In April 1977, when I was 14, I was in a hospital bed in New York, preparing for surgery to correct my severely curved spine. The scoliosis came from a neuromuscular condition I was born with, a form of spinal muscular atrophy, which made me unable to walk or sit straight.
Without adequate muscles, my backbone was collapsing upon itself. I looked more like a curly headed beach ball than an adolescent boy.
I didn't know it then, but at the same time as I was lying helplessly in the hospital, disability-rights activists across the country were agitating to rescue me in other ways that would become apparent only years later. Four years before, the federal government had passed the world's first disability-rights legislation--the Rehabilitation Act of 1973—but it wasn't being enforced.
When I met some of the survivors of those protests, in researching my book about the movement, I learned that the biggest demonstration occurred in San Francisco (not surprisingly). Those patriots actually camped out for 25 straight days and nights at the Health, Education and Welfare Department's local headquarters--sleeping in their wheelchairs or on the floor, sharing urinals, catheters, and personal-care attendants, bathing in front of one another with little shame. Many had come from institutions where they were used to having no privacy anyway.
I recall feeling a little like that myself, that I had no privacy, spreadeagled in the pediatric orthopedic ward.
Anyway, these protesters had nothing much to lose and, frankly, nothing else to do. Most were unemployed or had been banned from mainstream schools.

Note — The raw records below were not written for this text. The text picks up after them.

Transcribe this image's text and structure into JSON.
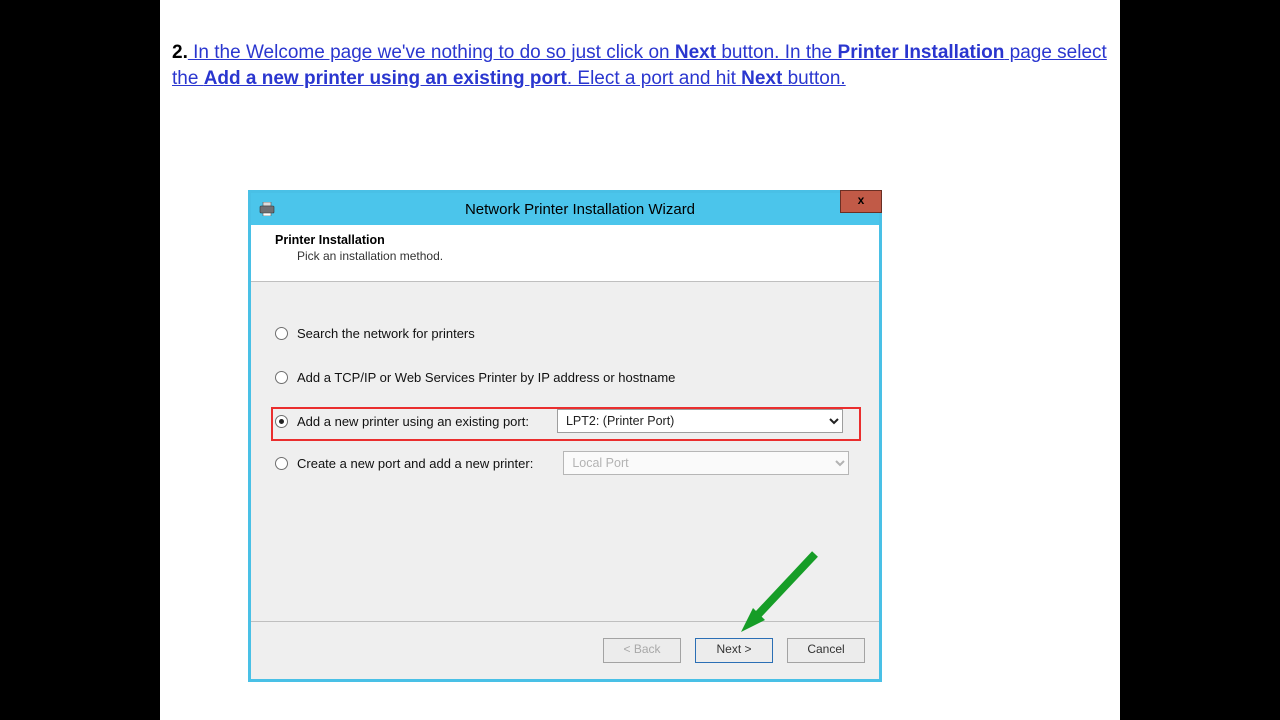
{
  "instruction": {
    "number": "2.",
    "seg1": " In the Welcome page we've nothing to do so just click on ",
    "seg1b": "Next",
    "seg1c": " button. In the ",
    "seg2": "Printer Installation",
    "seg3": " page select the ",
    "seg4": "Add a new printer using an existing port",
    "seg5": ". Elect a port and hit ",
    "seg5b": "Next",
    "seg5c": " button."
  },
  "dialog": {
    "title": "Network Printer Installation Wizard",
    "close": "x",
    "header_title": "Printer Installation",
    "header_sub": "Pick an installation method.",
    "options": {
      "o1": "Search the network for printers",
      "o2": "Add a TCP/IP or Web Services Printer by IP address or hostname",
      "o3": "Add a new printer using an existing port:",
      "o4": "Create a new port and add a new printer:"
    },
    "port_selected": "LPT2: (Printer Port)",
    "porttype_selected": "Local Port",
    "buttons": {
      "back": "< Back",
      "next": "Next >",
      "cancel": "Cancel"
    }
  }
}
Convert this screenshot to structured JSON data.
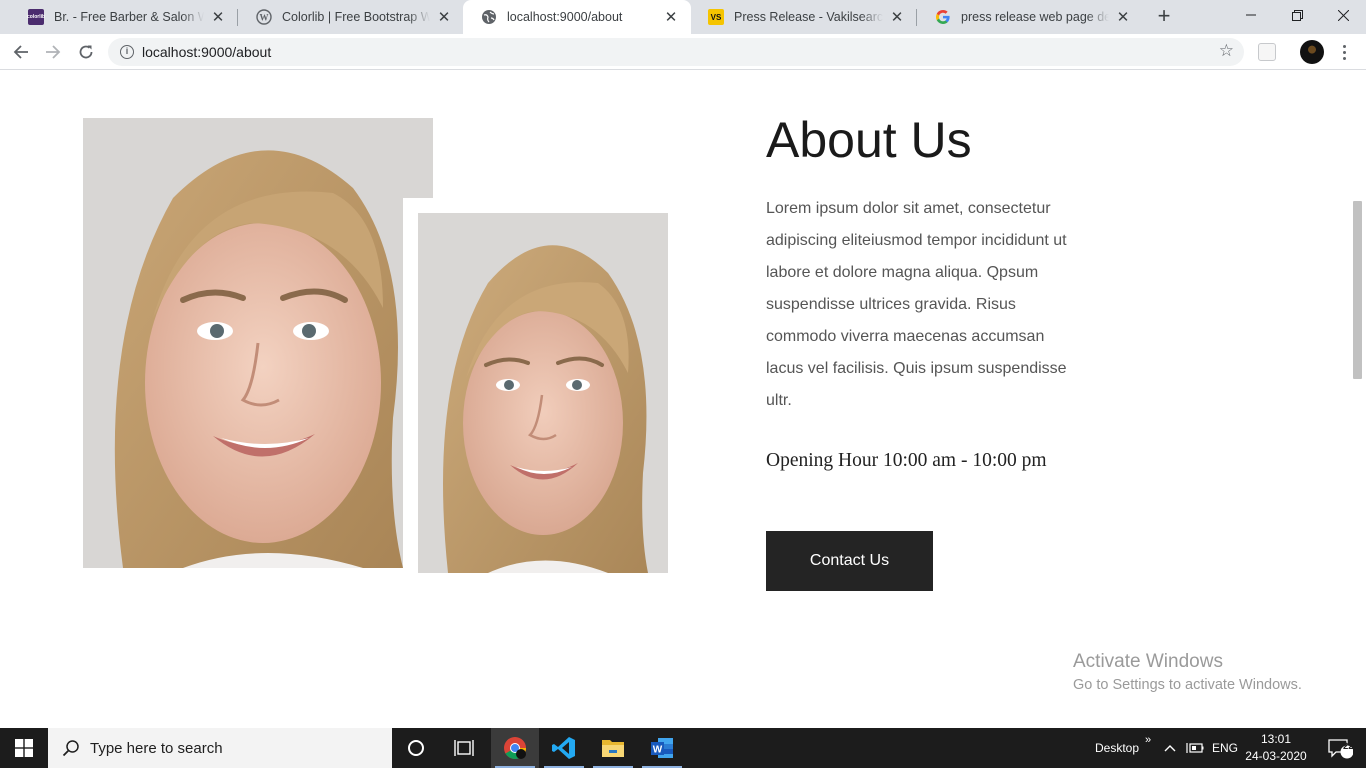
{
  "browser": {
    "tabs": [
      {
        "title": "Br. - Free Barber & Salon Website",
        "favicon": "colorlib-icon",
        "favicon_text": "colorlib",
        "favicon_color": "#4b2c6e"
      },
      {
        "title": "Colorlib | Free Bootstrap Website",
        "favicon": "wordpress-icon"
      },
      {
        "title": "localhost:9000/about",
        "favicon": "globe-icon",
        "active": true
      },
      {
        "title": "Press Release - Vakilsearch.com",
        "favicon": "vakilsearch-icon",
        "favicon_text": "VS",
        "favicon_color": "#f5c400"
      },
      {
        "title": "press release web page design",
        "favicon": "google-icon"
      }
    ],
    "url": "localhost:9000/about"
  },
  "page": {
    "heading": "About Us",
    "paragraph": "Lorem ipsum dolor sit amet, consectetur adipiscing eliteiusmod tempor incididunt ut labore et dolore magna aliqua. Qpsum suspendisse ultrices gravida. Risus commodo viverra maecenas accumsan lacus vel facilisis. Quis ipsum suspendisse ultr.",
    "opening_hours": "Opening Hour 10:00 am - 10:00 pm",
    "contact_button": "Contact Us"
  },
  "watermark": {
    "line1": "Activate Windows",
    "line2": "Go to Settings to activate Windows."
  },
  "taskbar": {
    "search_placeholder": "Type here to search",
    "desktop_label": "Desktop",
    "language": "ENG",
    "time": "13:01",
    "date": "24-03-2020",
    "notification_count": "22"
  },
  "colors": {
    "button_bg": "#242424",
    "heading": "#1a1a1a",
    "body_text": "#555555"
  }
}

I went to a regular school. My parents had insisted on it, fought for it, in those bad old days before kids with disabilities were fully integrated.
Yet I had a lot in common with those protesters. Like them, I was benefiting from the latest medical treatments, such as my scoliosis surgery, and technological advances like motorized wheelchairs.
In the end, I came out straighter and taller than ever. My breathing improved and the strain on my heart eased measurably. And the activists proved victorious, too! They got President Carter to sign new regs to enforce equal access. The deadline was 1980, the very year I started college. I became a sort of pioneer, a test case, at Harvard University. So I was a direct and almost immediate beneficiary of the April protests.
I never knew about these foot soldiers--or should I say wheel, crutch and guide-dog soldiers?--of disability rights until after I'd graduated and begun to ponder my role in society, my roots, as it were.
What I take away from this saga of unsung heroes is a combination of gratitude and inspiration. Even the smallest, most overlooked acts of righteous bravery can have profound repercussions. After all, the regulations they spearheaded became the model for subsequent, more sweeping civil rights for disabled people. And where would I be today without that?
So for me April is a time for thanks and remembrance. For a certain humility mixed with the hope of ever-possible rebirth.